Supply shortage + cost surge! Prices of 37 pesticide technical materials rise across the board

As April begins, the pesticide technical market has launched a full-scale rally under the dual impact of global supply chain disruptions and surging raw material costs. Geopolitical conflicts continue to roil the global energy supply chain, increasing volatility in crude oil and other basic feedstocks, driving up intermediate prices and triggering a broad-based rise in technical material prices.

Data shows that as of March 29, the herbicide technical price index stood at 87.86 points, up 11.50% year-on-year and a sharp 13.39% month-on-month. The insecticide technical price index rose 8.90% year-on-year and 11.50% month-on-month.

More than 37 mainstream technical products—including glyphosate, chlorantraniliprole, abamectin, and propiconazole—have seen prices rise across the board, creating a rare market pattern of broad, fast, and strong gains.

Supply Shortages Reshape Supply-Demand Balance

Supply contraction is the core driver of this round of price hikes. Geopolitical conflicts have not only pushed up costs for crude oil and basic chemical feedstocks but also directly tightened supplies of key intermediates such as bromine, pushing diquat mother liquor prices above 22,000 yuan per ton.

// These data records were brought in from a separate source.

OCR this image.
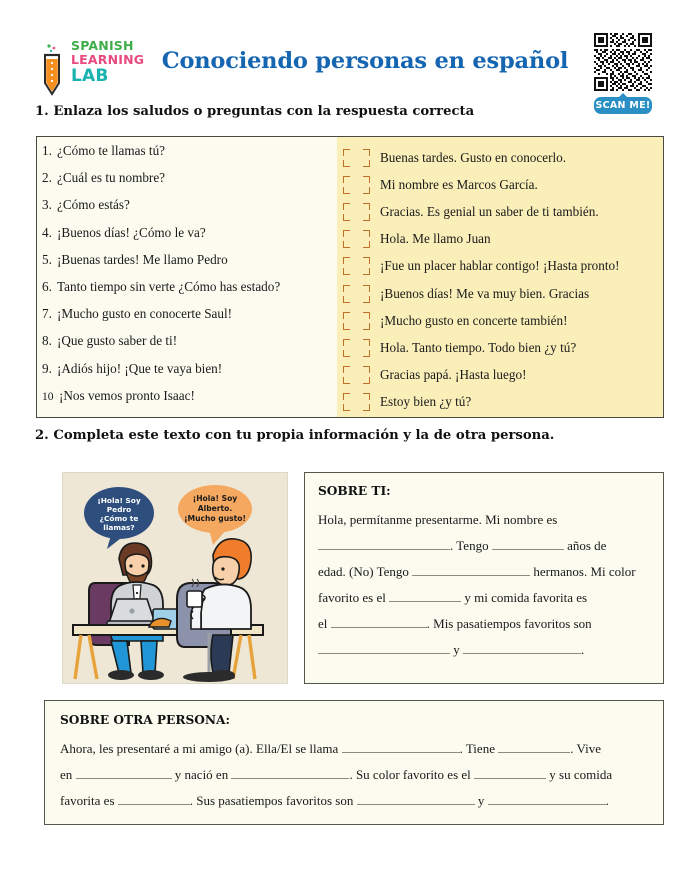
SPANISH
LEARNING
LAB
Conociendo personas en español
SCAN ME!
1. Enlaza los saludos o preguntas con la respuesta correcta
1. ¿Cómo te llamas tú?
2. ¿Cuál es tu nombre?
3. ¿Cómo estás?
4. ¡Buenos días! ¿Cómo le va?
5. ¡Buenas tardes! Me llamo Pedro
6. Tanto tiempo sin verte ¿Cómo has estado?
7. ¡Mucho gusto en conocerte Saul!
8. ¡Que gusto saber de ti!
9. ¡Adiós hijo! ¡Que te vaya bien!
10 ¡Nos vemos pronto Isaac!
Buenas tardes. Gusto en conocerlo.
Mi nombre es Marcos García.
Gracias. Es genial un saber de ti también.
Hola. Me llamo Juan
¡Fue un placer hablar contigo! ¡Hasta pronto!
¡Buenos días! Me va muy bien. Gracias
¡Mucho gusto en concerte también!
Hola. Tanto tiempo. Todo bien ¿y tú?
Gracias papá. ¡Hasta luego!
Estoy bien ¿y tú?
2. Completa este texto con tu propia información y la de otra persona.
¡Hola! Soy
Pedro
¿Cómo te
llamas?
¡Hola! Soy
Alberto.
¡Mucho gusto!
SOBRE TI:
Hola, permítanme presentarme. Mi nombre es
. Tengo	años de
edad. (No) Tengo	hermanos. Mi color
favorito es el	y mi comida favorita es
el	. Mis pasatiempos favoritos son
y	.
SOBRE OTRA PERSONA:
Ahora, les presentaré a mi amigo (a). Ella/El se llama	. Tiene	. Vive
en	y nació en	. Su color favorito es el	y su comida
favorita es	. Sus pasatiempos favoritos son	y	.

Domestic workplace safety supervision has entered a strict enforcement phase, with tightened controls on high-risk processes such as nitration, restraining capacity expansion for related technical materials.

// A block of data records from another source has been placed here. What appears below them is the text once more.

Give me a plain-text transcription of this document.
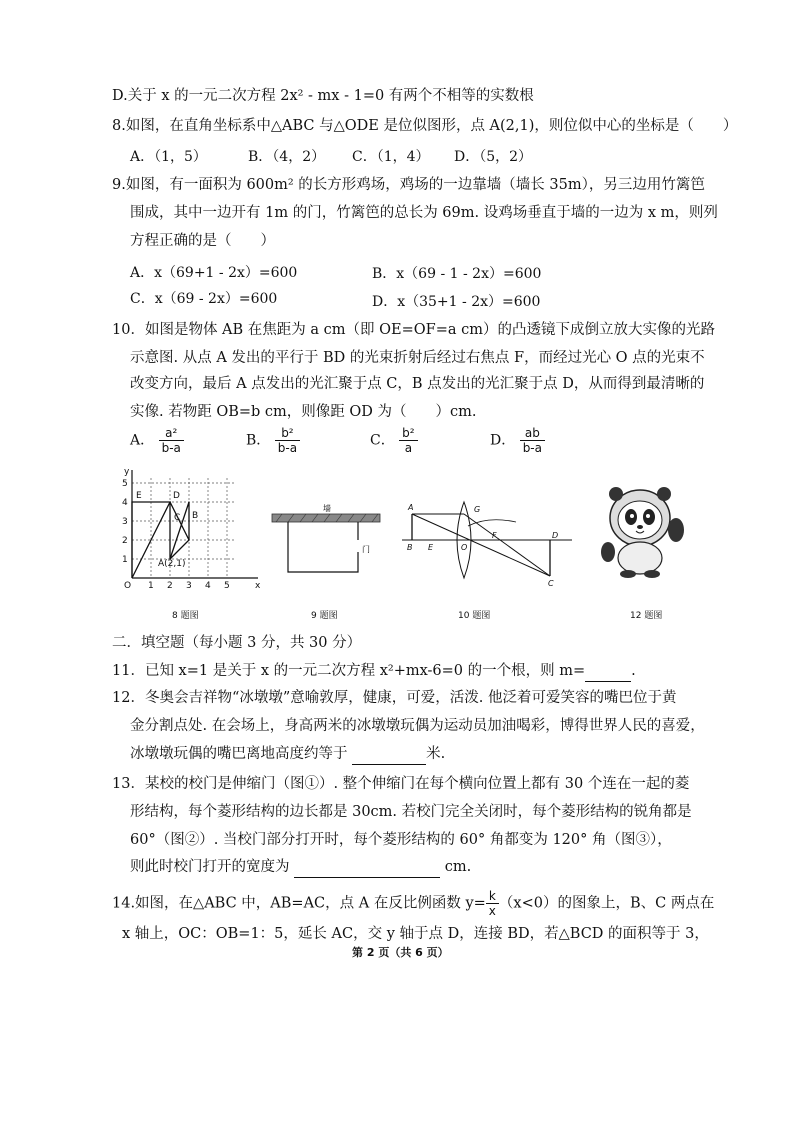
D.关于 x 的一元二次方程 2x² - mx - 1=0 有两个不相等的实数根
8.如图，在直角坐标系中△ABC 与△ODE 是位似图形，点 A(2,1)，则位似中心的坐标是（　　）
A．（1，5）	B．（4，2） C．（1，4） D．（5，2）
9.如图，有一面积为 600m² 的长方形鸡场，鸡场的一边靠墙（墙长 35m），另三边用竹篱笆
围成，其中一边开有 1m 的门，竹篱笆的总长为 69m. 设鸡场垂直于墙的一边为 x m，则列
方程正确的是（　　）
A．x（69+1 - 2x）=600	B．x（69 - 1 - 2x）=600
C．x（69 - 2x）=600	D．x（35+1 - 2x）=600
10．如图是物体 AB 在焦距为 a cm（即 OE=OF=a cm）的凸透镜下成倒立放大实像的光路
示意图. 从点 A 发出的平行于 BD 的光束折射后经过右焦点 F，而经过光心 O 点的光束不
改变方向，最后 A 点发出的光汇聚于点 C，B 点发出的光汇聚于点 D，从而得到最清晰的
实像. 若物距 OB=b cm，则像距 OD 为（　　）cm.
A． $\frac{\text{a²}}{b-a}$	B． $\frac{\text{b²}}{b-a}$	C． $\frac{\text{b²}}{a}$	D． $\frac{ab}{b-a}$
x
y
O 1 2 3 4 5
1
2
3
4
5
E	D
C B
A(2,1)
8 题图
墙
门
9 题图
A	G
B E	O
F	D
C
10 题图	12 题图
二．填空题（每小题 3 分，共 30 分）
11．已知 x=1 是关于 x 的一元二次方程 x²+mx-6=0 的一个根，则 m=	.
12．冬奥会吉祥物“冰墩墩”意喻敦厚，健康，可爱，活泼. 他泛着可爱笑容的嘴巴位于黄
金分割点处. 在会场上，身高两米的冰墩墩玩偶为运动员加油喝彩，博得世界人民的喜爱，
冰墩墩玩偶的嘴巴离地高度约等于	米.
13．某校的校门是伸缩门（图①）. 整个伸缩门在每个横向位置上都有 30 个连在一起的菱
形结构，每个菱形结构的边长都是 30cm. 若校门完全关闭时，每个菱形结构的锐角都是
60°（图②）. 当校门部分打开时，每个菱形结构的 60° 角都变为 120° 角（图③），
则此时校门打开的宽度为	cm.
14.如图，在△ABC 中，AB=AC，点 A 在反比例函数 $y= \frac{k}{x} (x<0)$的图象上，B、C 两点在
x 轴上，OC：OB=1：5，延长 AC，交 y 轴于点 D，连接 BD，若△BCD 的面积等于 3，
第 2 页（共 6 页）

The fallout from an explosion at a key intermediate plant in Shanxi continues to escalate: chlorantraniliprole has soared to 300,000 yuan per ton. Meanwhile, the abamectin industry has launched a rectification campaign, leading major producers to raise prices collectively, with refined abamectin reaching 480,000 yuan per ton and market supplies tightening significantly. Multiple supply shocks have fundamentally restructured the market’s supply-demand balance.

Rapid Cost Transmission Reinforces Price Rises

Cost pressures are accelerating down the industrial chain, forming a solid foundation for price increases. Rising energy costs are passing downstream at an unprecedented rate, magnifying pressure at every stage—from crude oil to basic chemicals and pesticide intermediates.

Propachlor and butachlor have risen to 35,000 yuan/ton and 20,000 yuan/ton respectively, driven by higher costs of feedstock DEA. Clethodim has reached 82,000 yuan/ton amid rapid raw material inflation. Propionic acid, a key intermediate for cyhalofop-butyl, has been suspended from quotation as manufacturers face severe cost pressure. Until energy pressures ease, cost-driven price hikes remain a necessity for technical producers.

Peak Season Demand Supports Upward Price Momentum

The Northern Hemisphere has entered a critical spring planting and stocking period, with simultaneous surges in domestic and export demand. Low-priced inventories in downstream channels have been largely depleted, fueling strong restocking demand.

Amid a “buy-rise, sell-fall” mentality and rigid agrochemical demand, a positive feedback loop has formed: cost-push increases→demand follows through. Tight supplies have lifted propiconazole to 80,000 yuan/ton and trifloxystrobin to 200,000 yuan/ton, underscoring robust demand support.

Outlook: Strong Momentum to Continue, Product Divergence to Widen

Industry insiders note the strength and sustainability of this rally will depend on three key variables:

Geopolitical conditions and global energy prices, which define the cost ceiling;

The intensity and duration of domestic controls on high-risk processes, which shape the pace of supply gap repair;

End-market price tolerance and demand resilience, which test the durability of the bullish narrative.

Under the new normal of high costs, tight supply, and strong demand, the technical material market is expected to remain strong in the short term, with growing divergence among products. Industry participants are advised to improve supply chain resilience and build dynamic inventory systems to adapt to the profound restructuring of the sector.